Eitan, the 12-year-old boy, was beaten when he arrived in Gaza, his aunt also said. “Maybe I was naive, but I thought they would treat him well. But no, they are monsters,” she said, referring to her Hamas captors.

Emily Hand claimed she was not hit and her father said he believed the harsh voices were enough to make her do what they wanted.

When her friend Hila talks about her captivity, it’s as if she’s describing a scene from a movie she saw, not something she went through herself, her uncle Yair Rotem told CNN.

“Now she’s a little distant, she’s a little cold,” he said. “He talks about the things that happened as if they were in the third person, as if they had happened to someone else. She will say that she saw horrible things, but she says it with a straight face.”

The father of a Thai hostage who spoke to his son after his release said he appeared to be in good health and good spirits. “He suffered insect bites during his captivity,” Chumpron Jirachart, Manee Jirachart’s father, told CNN.

Thomas Hand said Emily also suffered insect bites. “She has a head full of lice, absolutely full of lice. She had never seen so many in my life.”

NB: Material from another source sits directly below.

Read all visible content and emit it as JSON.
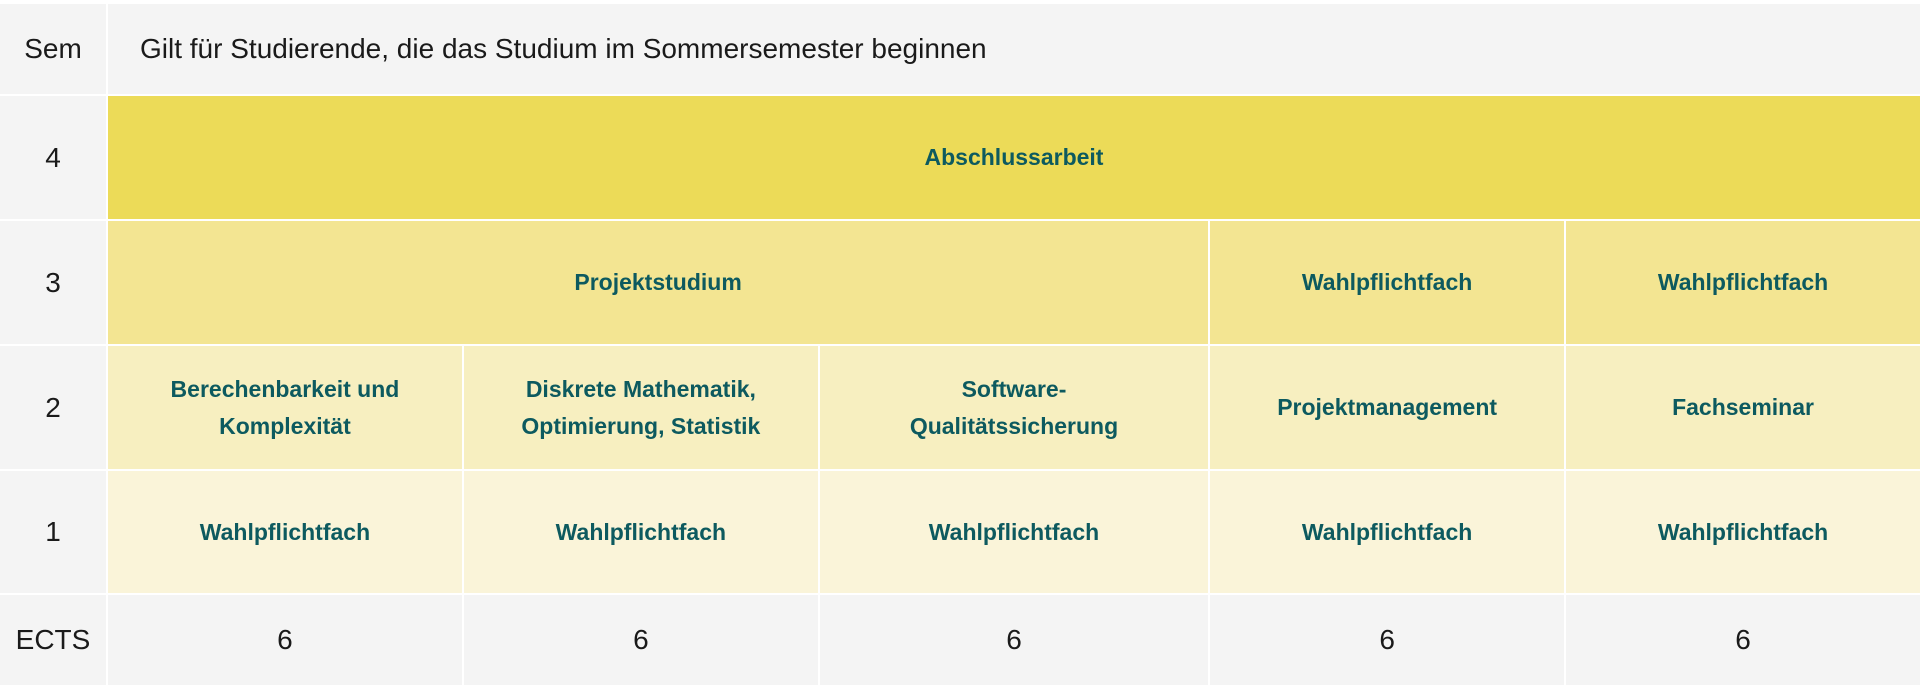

He said he and his oldest daughter worked in tandem with combs. “One pass and the thing was full, full of little black creatures.”

Elma Avraham, 84, was seriously ill when she returned from Gaza, first needing a ventilator as she fought to survive in hospital.

Dr. Hagai Levine, head of the medical team at the Hostage and Missing Relatives Forums, said her body told its own harrowing story.

“You can see from her body that she was dragged from one place to another, that she was handcuffed,” he said. “She has chemical injuries from not attending to her basic needs.”

First steps towards recovery

Rehabilitation will take time. According to experts, ex-captives can suffer various psychological effects, such as anxiety, depression, disorientation, grief, post-traumatic stress and survivor’s guilt.

Many hostages lost their homes in the October 7 attacks; As they return, some also discover how many of their friends and family were killed.

But Dr. Efrat Bron-Harlev, CEO of Israel’s Schneider Children’s Medical Center, where some of the hostages have been treated after being released, said what staff had seen so far gave them optimism.

“We have heard from many of the children and women unimaginable stories, some of them truly unreal. We have heard stories that, as doctors and caregivers, we find hard to believe could be real,” Bron-Harlev said.

But his patients were strong and determined.

“In the last five days, we have met children who at first were withdrawn and lost, and after a day or two, they were running around the room, playing and laughing.”